Freie Ersatzteilhändler erhalten von Autobauern keine umfangreichere Auskunft über Ersatzteile

Mit Urteil vom 19.09.2019 hat der EuGH entschieden, dass Autohersteller freien Ersatzteilhändlern keine umfassenderen Informationen über die Originalersatzteile als ihren eigenen Werkstätten bereitstellen müssen. Eine Diskriminierung von unabhängigen Ersatzteilhändlern und Werkstätten gegenüber Vertragsbetrieben liege nicht vor, befanden die Luxemburger Richter.

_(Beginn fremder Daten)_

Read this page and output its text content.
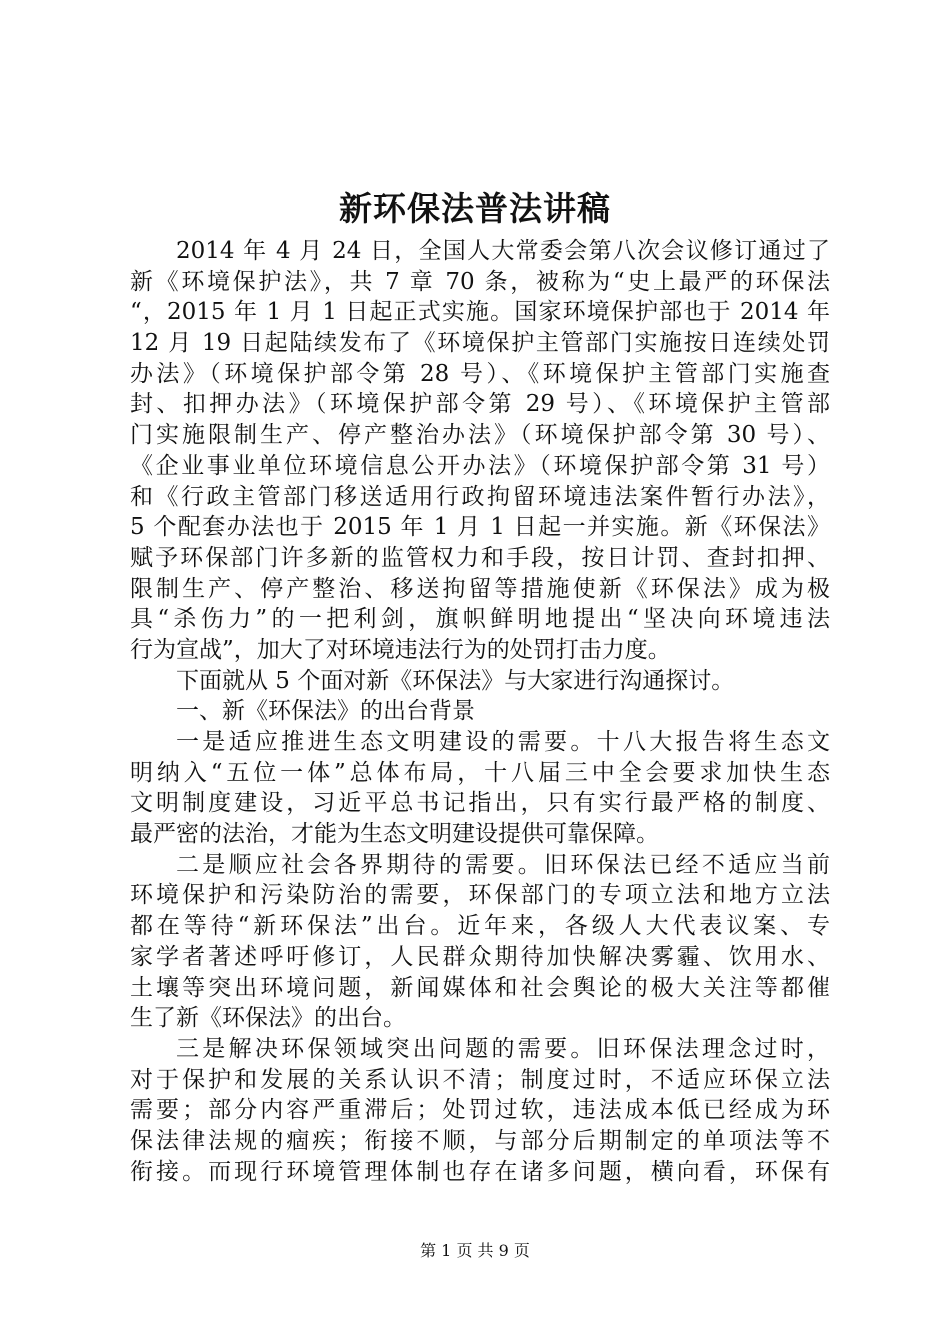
新环保法普法讲稿
2014 年 4 月 24 日，全国人大常委会第八次会议修订通过了
新《环境保护法》，共 7 章 70 条，被称为“史上最严的环保法
“，2015 年 1 月 1 日起正式实施。国家环境保护部也于 2014 年
12 月 19 日起陆续发布了《环境保护主管部门实施按日连续处罚
办法》（环境保护部令第 28 号）、《环境保护主管部门实施查
封、扣押办法》（环境保护部令第 29 号）、《环境保护主管部
门实施限制生产、停产整治办法》（环境保护部令第 30 号）、
《企业事业单位环境信息公开办法》（环境保护部令第 31 号）
和《行政主管部门移送适用行政拘留环境违法案件暂行办法》，
5 个配套办法也于 2015 年 1 月 1 日起一并实施。新《环保法》
赋予环保部门许多新的监管权力和手段，按日计罚、查封扣押、
限制生产、停产整治、移送拘留等措施使新《环保法》成为极
具“杀伤力”的一把利剑，旗帜鲜明地提出“坚决向环境违法
行为宣战”，加大了对环境违法行为的处罚打击力度。
下面就从 5 个面对新《环保法》与大家进行沟通探讨。
一、新《环保法》的出台背景
一是适应推进生态文明建设的需要。十八大报告将生态文
明纳入“五位一体”总体布局，十八届三中全会要求加快生态
文明制度建设，习近平总书记指出，只有实行最严格的制度、
最严密的法治，才能为生态文明建设提供可靠保障。
二是顺应社会各界期待的需要。旧环保法已经不适应当前
环境保护和污染防治的需要，环保部门的专项立法和地方立法
都在等待“新环保法”出台。近年来，各级人大代表议案、专
家学者著述呼吁修订，人民群众期待加快解决雾霾、饮用水、
土壤等突出环境问题，新闻媒体和社会舆论的极大关注等都催
生了新《环保法》的出台。
三是解决环保领域突出问题的需要。旧环保法理念过时，
对于保护和发展的关系认识不清；制度过时，不适应环保立法
需要；部分内容严重滞后；处罚过软，违法成本低已经成为环
保法律法规的痼疾；衔接不顺，与部分后期制定的单项法等不
衔接。而现行环境管理体制也存在诸多问题，横向看，环保有
第 1 页 共 9 页
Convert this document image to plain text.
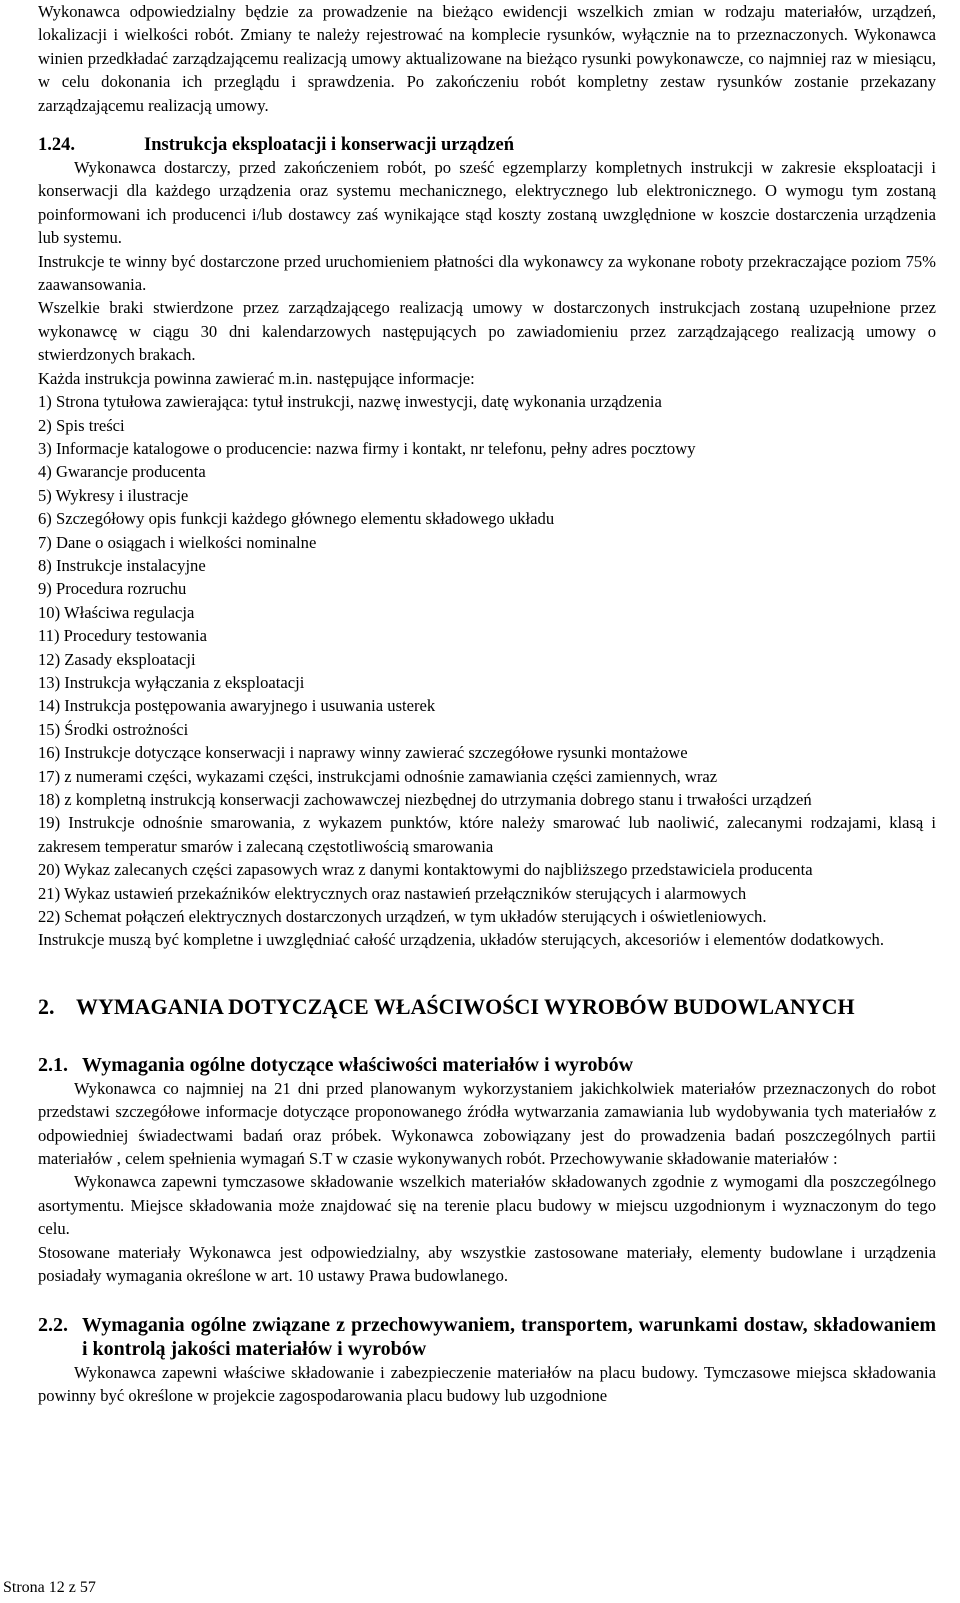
Wykonawca odpowiedzialny będzie za prowadzenie na bieżąco ewidencji wszelkich zmian w rodzaju materiałów, urządzeń, lokalizacji i wielkości robót. Zmiany te należy rejestrować na komplecie rysunków, wyłącznie na to przeznaczonych. Wykonawca winien przedkładać zarządzającemu realizacją umowy aktualizowane na bieżąco rysunki powykonawcze, co najmniej raz w miesiącu, w celu dokonania ich przeglądu i sprawdzenia. Po zakończeniu robót kompletny zestaw rysunków zostanie przekazany zarządzającemu realizacją umowy.

1.24.	Instrukcja eksploatacji i konserwacji urządzeń

Wykonawca dostarczy, przed zakończeniem robót, po sześć egzemplarzy kompletnych instrukcji w zakresie eksploatacji i konserwacji dla każdego urządzenia oraz systemu mechanicznego, elektrycznego lub elektronicznego. O wymogu tym zostaną poinformowani ich producenci i/lub dostawcy zaś wynikające stąd koszty zostaną uwzględnione w koszcie dostarczenia urządzenia lub systemu.

Instrukcje te winny być dostarczone przed uruchomieniem płatności dla wykonawcy za wykonane roboty przekraczające poziom 75% zaawansowania.

Wszelkie braki stwierdzone przez zarządzającego realizacją umowy w dostarczonych instrukcjach zostaną uzupełnione przez wykonawcę w ciągu 30 dni kalendarzowych następujących po zawiadomieniu przez zarządzającego realizacją umowy o stwierdzonych brakach.

Każda instrukcja powinna zawierać m.in. następujące informacje:

1) Strona tytułowa zawierająca: tytuł instrukcji, nazwę inwestycji, datę wykonania urządzenia

2) Spis treści

3) Informacje katalogowe o producencie: nazwa firmy i kontakt, nr telefonu, pełny adres pocztowy

4) Gwarancje producenta

5) Wykresy i ilustracje

6) Szczegółowy opis funkcji każdego głównego elementu składowego układu

7) Dane o osiągach i wielkości nominalne

8) Instrukcje instalacyjne

9) Procedura rozruchu

10) Właściwa regulacja

11) Procedury testowania

12) Zasady eksploatacji

13) Instrukcja wyłączania z eksploatacji

14) Instrukcja postępowania awaryjnego i usuwania usterek

15) Środki ostrożności

16) Instrukcje dotyczące konserwacji i naprawy winny zawierać szczegółowe rysunki montażowe

17) z numerami części, wykazami części, instrukcjami odnośnie zamawiania części zamiennych, wraz

18) z kompletną instrukcją konserwacji zachowawczej niezbędnej do utrzymania dobrego stanu i trwałości urządzeń

19) Instrukcje odnośnie smarowania, z wykazem punktów, które należy smarować lub naoliwić, zalecanymi rodzajami, klasą i zakresem temperatur smarów i zalecaną częstotliwością smarowania

20) Wykaz zalecanych części zapasowych wraz z danymi kontaktowymi do najbliższego przedstawiciela producenta

21) Wykaz ustawień przekaźników elektrycznych oraz nastawień przełączników sterujących i alarmowych

22) Schemat połączeń elektrycznych dostarczonych urządzeń, w tym układów sterujących i oświetleniowych.

Instrukcje muszą być kompletne i uwzględniać całość urządzenia, układów sterujących, akcesoriów i elementów dodatkowych.

2. WYMAGANIA DOTYCZĄCE WŁAŚCIWOŚCI WYROBÓW BUDOWLANYCH
2.1. Wymagania ogólne dotyczące właściwości materiałów i wyrobów

Wykonawca co najmniej na 21 dni przed planowanym wykorzystaniem jakichkolwiek materiałów przeznaczonych do robot przedstawi szczegółowe informacje dotyczące proponowanego źródła wytwarzania zamawiania lub wydobywania tych materiałów z odpowiedniej świadectwami badań oraz próbek. Wykonawca zobowiązany jest do prowadzenia badań poszczególnych partii materiałów , celem spełnienia wymagań S.T w czasie wykonywanych robót. Przechowywanie składowanie materiałów :

Wykonawca zapewni tymczasowe składowanie wszelkich materiałów składowanych zgodnie z wymogami dla poszczególnego asortymentu. Miejsce składowania może znajdować się na terenie placu budowy w miejscu uzgodnionym i wyznaczonym do tego celu.

Stosowane materiały Wykonawca jest odpowiedzialny, aby wszystkie zastosowane materiały, elementy budowlane i urządzenia posiadały wymagania określone w art. 10 ustawy Prawa budowlanego.

2.2. Wymagania ogólne związane z przechowywaniem, transportem, warunkami dostaw, składowaniem i kontrolą jakości materiałów i wyrobów

Wykonawca zapewni właściwe składowanie i zabezpieczenie materiałów na placu budowy. Tymczasowe miejsca składowania powinny być określone w projekcie zagospodarowania placu budowy lub uzgodnione

Strona 12 z 57
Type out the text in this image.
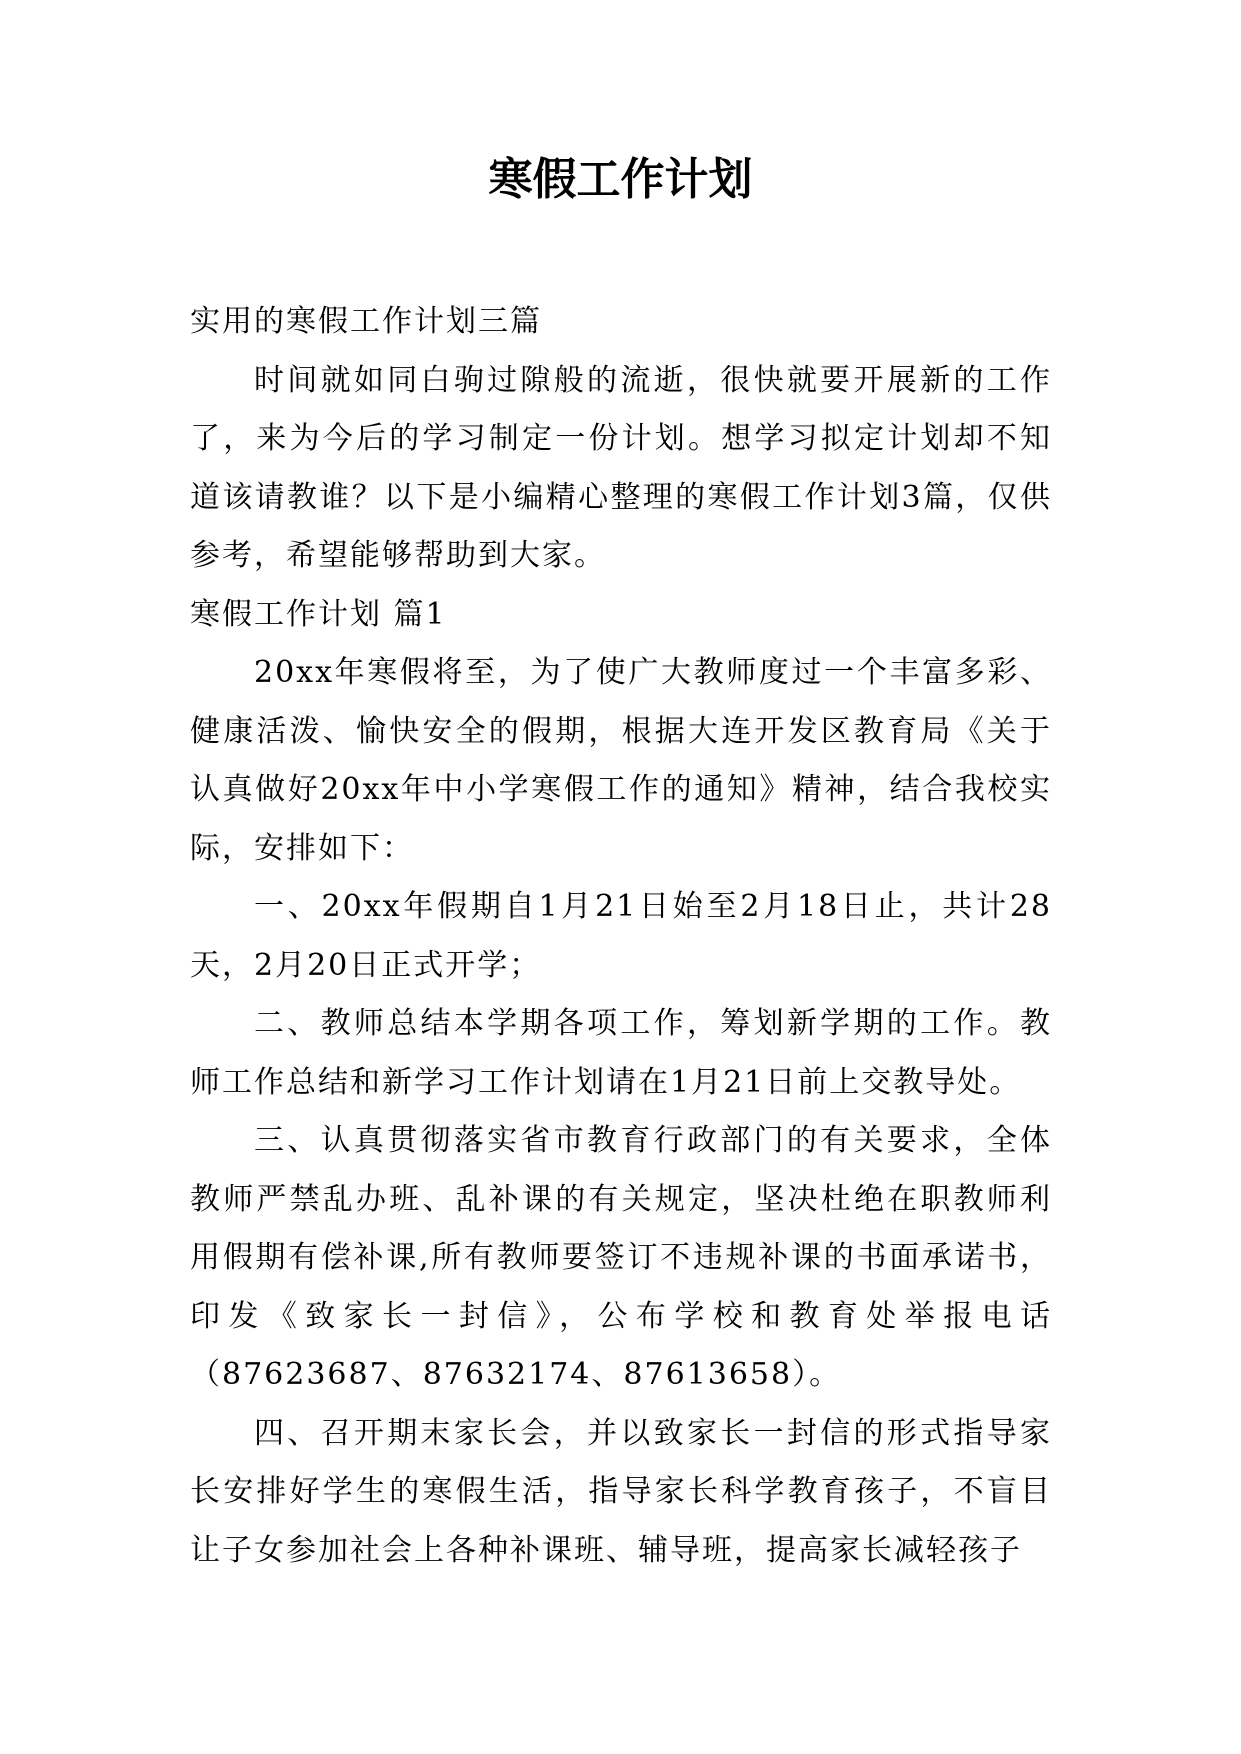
寒假工作计划

实用的寒假工作计划三篇

时间就如同白驹过隙般的流逝，很快就要开展新的工作了，来为今后的学习制定一份计划。想学习拟定计划却不知道该请教谁？以下是小编精心整理的寒假工作计划3篇，仅供参考，希望能够帮助到大家。

寒假工作计划 篇1

20xx年寒假将至，为了使广大教师度过一个丰富多彩、健康活泼、愉快安全的假期，根据大连开发区教育局《关于认真做好20xx年中小学寒假工作的通知》精神，结合我校实际，安排如下：

一、20xx年假期自1月21日始至2月18日止，共计28天，2月20日正式开学；

二、教师总结本学期各项工作，筹划新学期的工作。教师工作总结和新学习工作计划请在1月21日前上交教导处。

三、认真贯彻落实省市教育行政部门的有关要求，全体教师严禁乱办班、乱补课的有关规定，坚决杜绝在职教师利用假期有偿补课,所有教师要签订不违规补课的书面承诺书，印发《致家长一封信》，公布学校和教育处举报电话（87623687、87632174、87613658）。

四、召开期末家长会，并以致家长一封信的形式指导家长安排好学生的寒假生活，指导家长科学教育孩子，不盲目让子女参加社会上各种补课班、辅导班，提高家长减轻孩子
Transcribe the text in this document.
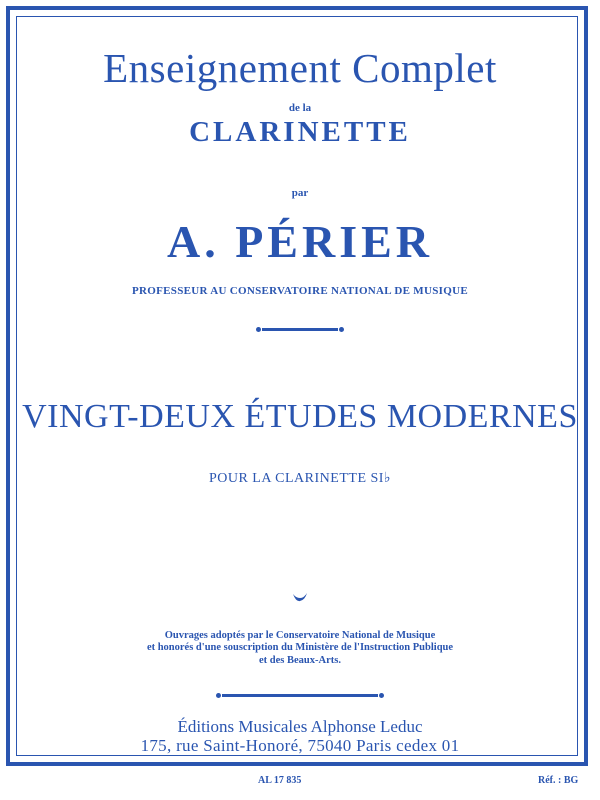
Enseignement Complet
de la
CLARINETTE
par
A. PÉRIER
PROFESSEUR AU CONSERVATOIRE NATIONAL DE MUSIQUE
VINGT-DEUX ÉTUDES MODERNES
POUR LA CLARINETTE SI♭
Ouvrages adoptés par le Conservatoire National de Musique
et honorés d'une souscription du Ministère de l'Instruction Publique
et des Beaux-Arts.
Éditions Musicales Alphonse Leduc
175, rue Saint-Honoré, 75040 Paris cedex 01
AL 17 835	Réf. : BG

Der Gesamtverband Autoteile-Handel (GVA) hatte dem Autohersteller Kia vorgeworfen, den Wettbewerb auf dem Ersatzteilmarkt zu behindern. Elektronische Datenbanken würden nur unzureichend zur Verfügung gestellt – letzten Endes zum Nachteil der Kunden, die für Ersatzteile und Reparaturen zu hohe Preise zahlten. Produzierte Autos erhalten eine Fahrzeug-Identifikationsnummer. In einer Datenbank – die ein mit Kia verbundenes Unternehmen betreibt – sind unter der jeweiligen Nummer im Auto verbaute Teile gespeichert. Händler können über ein kostenpflichtiges Internetportal die zu jeder Nummer gespeicherten Daten einsehen. Diesen Lesezugriff erhalten sowohl Vertragswerkstätten als auch freie Reparaturbetriebe. Sie können damit sehen, welche Originalersatzteile sie für eine Reparatur brauchen. Sie können allerdings nicht sehen, ob es billigere Alternativen gibt.

Der EuGH befand nun, dass nach geltendem Recht lediglich sichergestellt werden müsse, dass freie Händler und Vertragshändler und -werkstätten der Autohersteller die gleichen Informationen zur Verfügung haben. Das sei allerdings hier der Fall. Die freien Händler würden nicht diskriminiert. Nach bestehendem EU-Recht seien die Autohersteller nicht verpflichtet, die Daten in elektronisch weiterzuverarbeitender Form bereitzustellen. Der Lesezugriff über jeweilige Einzelabfragen reiche aus.